Tyrosine sulfation is a posttranslational modification where a sulfate group is added to a tyrosine residue of a protein molecule. Secreted proteins and extracellular parts of membrane proteins that pass through the Golgi apparatus may be sulfated. Sulfation was first discovered by Bettelheim in bovine fibrinopeptide B in 1954 and later found to be present in animals and plants but not in prokaryotes or in yeast.

Function
Sulfation plays a role in strengthening protein-protein interactions. Types of human proteins known to undergo tyrosine sulfation include adhesion molecules, G-protein-coupled receptors, coagulation factors, serine protease inhibitors, extracellular matrix proteins, and hormones.
Tyrosine O-sulfate is a stable molecule and is excreted in urine in animals. No enzymatic mechanism of tyrosine sulfate desulfation is known to exist.
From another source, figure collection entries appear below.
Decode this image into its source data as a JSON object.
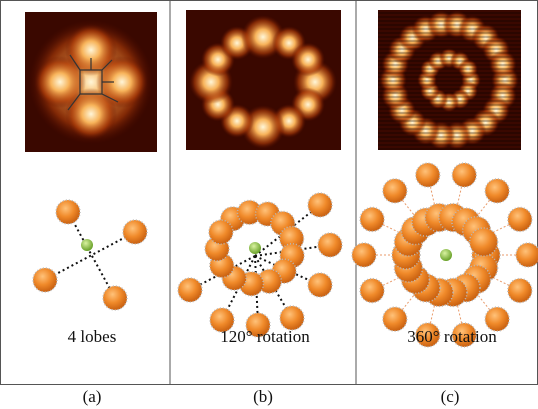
{
  "panels": [
    {
      "caption": "4 lobes",
      "label": "(a)"
    },
    {
      "caption": "120° rotation",
      "label": "(b)"
    },
    {
      "caption": "360° rotation",
      "label": "(c)"
    }
  ]
}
By knock-out of TPST genes in mice, it may be observed that tyrosine sulfation has effects on the growth of the mice, such as body weight, fecundity, and postnatal viability.

Mechanism
Sulfation is catalyzed by tyrosylprotein sulfotransferase (TPST) in the Golgi apparatus. The reaction catalyzed by TPST is a transfer of sulfate from the universal sulfate donor 3'-phosphoadenosine-5'-phosphosulfate (PAPS) to the side-chain hydroxyl group of a tyrosine residue. Sulfation sites are tyrosine residues exposed on the surface of the protein typically surrounded by acidic residues; a detailed description of the characteristics of the sulfation site was available from PROSITE (PROSITE pattern: PS00003) and predicted by an on-line tool named the Sulfinator . Two types of tyrosylprotein sulftotransferases (TPST-1 and TPST2) have been identified.

Regulation
There is very limited evidence that the TPST genes are subject to transcriptional regulation and tyrosine O-sulfate is very stable and cannot be easily degraded by mammalian sulfatases. Tyrosine O-sulfation is an irreversible process in vivo.

Clinical Significance 
It has been shown that the sulfation of Tyr1680 in Factor VIII is essential for effective binding to vWF. Thus, when this is mutated, patients may suffer mild haemophiliac symptoms due to increased turnover.

Antibody for detection of tyrosine-sulfated epitopes
In 2006, an article was published in the Journal of Biological Chemistry describing the production and characterization of an antibody called PSG2.  This antibody shows exquisite sensitivity and specificity for epitopes containing sulfotyrosine independent of the sequence context.